La dimension européenne doit également nous permettre de surmonter plus aisément les contraintes budgétaires qui s'imposent au domaine spatial comme à l'ensemble des politiques publiques et qui sont sans doute plus fortes aujourd'hui que dans les années soixante. Je sais que le CNES est conscient de la nécessité d'optimiser les fonds publics consacrés à l'espace. A cet égard, je me félicite que le CNES ait pris l'initiative d'élaborer un plan stratégique, qui sera soumis à ses tutelles, et qui permettra de donner, dans la durée, un cadre cohérent et optimisé aux programmes spatiaux, civils et militaires, et de valider l'adéquation de cette programmation avec les ressources financières disponibles.


3. La politique spatiale militaire, dont je souhaiterais dire ici quelques mots, intègre la dimension européenne.

Tout d'abord, l'espace est un domaine dual par excellence puisque les mêmes applications mettant en jeu les mêmes technologies peuvent être utilisées à des fins civiles ou militaires.

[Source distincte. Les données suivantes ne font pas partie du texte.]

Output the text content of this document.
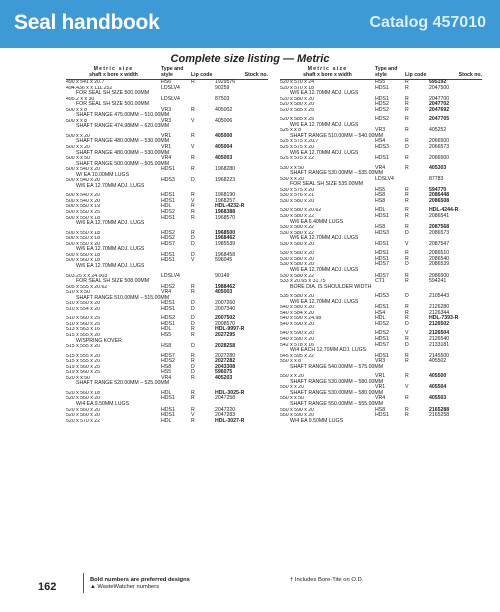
Seal handbook	Catalog 457010
Complete size listing — Metric
Metric size
shaft x bore x width
Type and style	Lip code	Stock no.
490 x 541 x 20.7	HS6	R	1929576
494.436 x x 111.252	LDSLV4	90259
FOR SEAL SH SIZE 500.00MM
495.2 x x 30	LDSLV4	87503
FOR SEAL SH SIZE 500.00MM
500 x x 8	VR3	R	405002
SHAFT RANGE 475.00MM – 510.00MM
500 x x 8	VR3	V	405006
SHAFT RANGE 474.98MM – 620.03MM
500 x x 20	VR1	R	405000
SHAFT RANGE 480.00MM – 530.00MM
500 x x 20	VR1	V	405004
SHAFT RANGE 480.00MM – 530.00MM
500 x x 50	VR4	R	405003
SHAFT RANGE 500.00MM – 505.00MM
500 x 540 x 20	HDS1	R	1968280
W/ EA 10.00MM LUGS
500 x 540 x 20	HDS3	D	1968223
W/6 EA 12.70MM ADJ. LUGS
500 x 540 x 20	HDS1	R	1968190
500 x 540 x 20	HDS1	V	1968257
500 x 550 x 19	HDL	R	HDL-4232-R
500 x 550 x 25	HDS2	R	1968388
500 x 550 x 18	HDS1	R	1968570
W/6 EA 12.70MM ADJ. LUGS
500 x 550 x 18	HDS2	R	1968500
500 x 550 x 18	HDS2	D	1968462
500 x 550 x 20	HDS7	D	1985539
W/6 EA 12.70MM ADJ. LUGS
500 x 550 x 18	HDS1	D	1968458
500 x 560 x 18	HDS1	V	596045
W/6 EA 12.70MM ADJ. LUGS
503.25 x x 24.003	LDSLV4	90149
FOR SEAL SH SIZE 508.00MM
505 x 555 x 20.62	HDS2	R	1988462
510 x x 50	VR4	R	405003
SHAFT RANGE 510.00MM – 515.00MM
510 x 550 x 20	HDS1	D	2007260
510 x 554 x 20	HDS1	D	2007340
510 x 560 x 25	HDS2	D	2007502
510 x 560 x 25	HDS1	D	2008570
513 x 563 x 16	HDL	R	HDL-9997-R
515 x 555 x 20	HS5	R	2027295
W/SPRING KOVER
515 x 555 x 20	HS8	D	2028258
515 x 555 x 20	HDS7	R	2027280
515 x 555 x 20	HDS2	R	2027282
519 x 560 x 25	HS8	D	2043308
519 x 560 x 25	HS5	D	596075
520 x x 50	VR4	R	405203
SHAFT RANGE 520.00MM – 525.00MM
520 x 560 x 18	HDL	R	HDL-3025-R
520 x 560 x 20	HDS1	R	2047258
W/4 EA 9.50MM LUGS
520 x 560 x 20	HDS1	R	2047220
520 x 560 x 20	HDS1	V	2047283
520 x 570 x 22	HDL	R	HDL-3027-R
Metric size
shaft x bore x width
Type and style	Lip code	Stock no.
520 x 570 x 24	HS5	R	595192
520 x 570 x 18	HDS1	R	2047500
W/6 EA 12.70MM ADJ. LUGS
520 x 580 x 20	HDS1	R	2047700
520 x 580 x 20	HDS2	R	2047702
520 x 585 x 25	HDS2	R	2047692
520 x 585 x 25	HDS2	R	2047705
W/6 EA 12.70MM ADJ. LUGS
525 x x 8	VR3	R	405252
SHAFT RANGE 510.00MM – 540.00MM
525 x 575 x 20.7	HS4	R	2066500
525 x 575 x 20	HDS3	D	2066573
W/6 EA 12.70MM ADJ. LUGS
525 x 575 x 22	HDS1	R	2066500
530 x x 50	VR4	R	405303
SHAFT RANGE 530.00MM – 535.00MM
530 x x 20	LDSLV4	87783
FOR SEAL SH SIZE 535.00MM
530 x 575 x 20	HS5	R	594770
530 x 576 x 21	HS8	R	2086448
530 x 580 x 20	HS8	R	2086508
530 x 580 x 20.62	HDL	R	HDL-4244-R
530 x 580 x 22	HDS1	R	2086541
W/6 EA 6.40MM LUGS
530 x 580 x 22	HS8	R	2087568
530 x 580 x 22	HDS3	D	2086573
W/6 EA 12.70MM ADJ. LUGS
530 x 580 x 20	HDS1	V	2087547
530 x 580 x 20	HDS1	R	2086510
530 x 580 x 20	HDS1	R	2086540
530 x 580 x 20	HDS7	D	2086539
W/6 EA 12.70MM ADJ. LUGS
530 x 580 x 22	HDS7	R	2086500
533 x 20.65 x 31.75	CT1	R	594241
BORE DIA. IS SHOULDER WIDTH
535 x 580 x 20	HDS3	D	2105443
W/6 EA 12.70MM ADJ. LUGS
540 x 580 x 20	HDS1	R	2126280
540 x 584 x 20	HS4	R	2126344
540 x 590 x 24.98	HDL	R	HDL-7393-R
540 x 590 x 20	HDS2	D	2126502
540 x 590 x 20	HDS2	V	2126504
540 x 590 x 20	HDS1	R	2126540
542 x 578 x 16	HDS7	D	2133181
W/4 EACH 12.70MM ADJ. LUGS
545 x 595 x 22	HDS1	R	2145500
550 x x 8	VR3	R	405502
SHAFT RANGE 540.00MM – 575.00MM
550 x x 20	VR1	R	405500
SHAFT RANGE 530.00MM – 580.00MM
550 x x 20	VR1	V	405504
SHAFT RANGE 530.00MM – 580.00MM
550 x x 50	VR4	R	405503
SHAFT RANGE 550.00MM – 555.00MM
550 x 590 x 20	HS8	R	2165288
550 x 590 x 20	HDS1	R	2165258
W/4 EA 9.50MM LUGS
162
Bold numbers are preferred designs
▲ WasteWatcher numbers
† Includes Bore-Tite on O.D.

Cependant, dans le cadre de cette activité duale, la Défense a des besoins particuliers qui justifient une contribution spécifique à l'effort spatial français. Ainsi, outre le rôle de tutelle qu'exerce le ministère de la défense sur le CNES conjointement avec le ministère de l'éducation nationale, de la recherche, et de la technologie, le ministère de la défense est un utilisateur important des moyens spatiaux, et ses besoins, liés à la maîtrise de l'information ne sont pas seulement stratégiques, ils sont aussi opérationnels pour les forces armées.

La Défense fournit donc un effort important dans le domaine spatial en relation avec ses besoins propres, avec ses priorités, que sont les télécommunications et l'observation par satellites.

Cet effort a depuis son origine été conduit en synergie avec les programmes civils. Cette synergie unique en son genre a été exemplaire à bien des égards. Elle a abouti notamment à de substantielles économies dans les développements du programme civil Spot et du programme militaire Hélios.

La révolution technologique dans laquelle nous sommes engagés, particulièrement dans le domaine des satellites, nous impose plus encore qu'hier de poursuivre et de renforcer cette synergie et de dépasser le cadre des synergies technologiques pour envisager le cadre des synergies des services entre filières civiles et militaires. Pour cela, il conviendra de consolider et d'optimiser encore les programmations militaires et civiles et de faire preuve ainsi d'encore plus de clarté dans nos objectifs et d'efficacité dans nos investissements.

La Défense s'y prépare à travers deux orientations qui traversent l'ensemble de nos actions : le renforcement des activités duales et un souci affirmé de transparence et d'efficacité dans les investissements financiers.

Dans cet esprit, au titre de son budget pour l'année 1999, la Défense contribue au financement de ses programmes spatiaux militaires à hauteur de 2,5 milliards de francs d'investissements dans l'industrie. Cet investissement porte sur les domaines jugés prioritaires à l'issue de la revue des programmes conduite l'année passée. C'est-à-dire d'une part la poursuite des programmes de télécommunication Syracuse III et d'observation Hélios II, qui viendront assurer la continuité de service aux forces armées et d'autre part la poursuite des travaux d'études pour préparer la nouvelle génération de satellites.

La Défense contribue également au financement de la recherche duale dans le domaine spatial, de façon très substantielle, à hauteur de 900 MF dans le cadre du Budget Coordonné de Recherche et de Développement. J'accorde une grande priorité à cet investissement. Je souhaite, et Claude Allègre avec qui je m'en entretiens souvent partage cet objectif, que nous puissions démontrer en détail l'efficacité de ces crédits consacrés à la recherche et développement duale.


Conclusion.

J'ai évoqué, sans doute trop rapidement, les perspectives de notre politique spatiale. Vous l'avez compris, je souhaite que Ministère de la défense y prenne toute sa part. J'ai confiance dans les acteurs de ce secteur, et en particulier dans les équipes du CNES, pour relever les défis qui nous attendent et conforter la place de la France au sein d'une Europe disposant d'une réelle autonomie dans le domaine spatial.

Je vous remercie de votre attention. Je suis prêt à répondre, si vous le souhaitez, à toutes vos questions.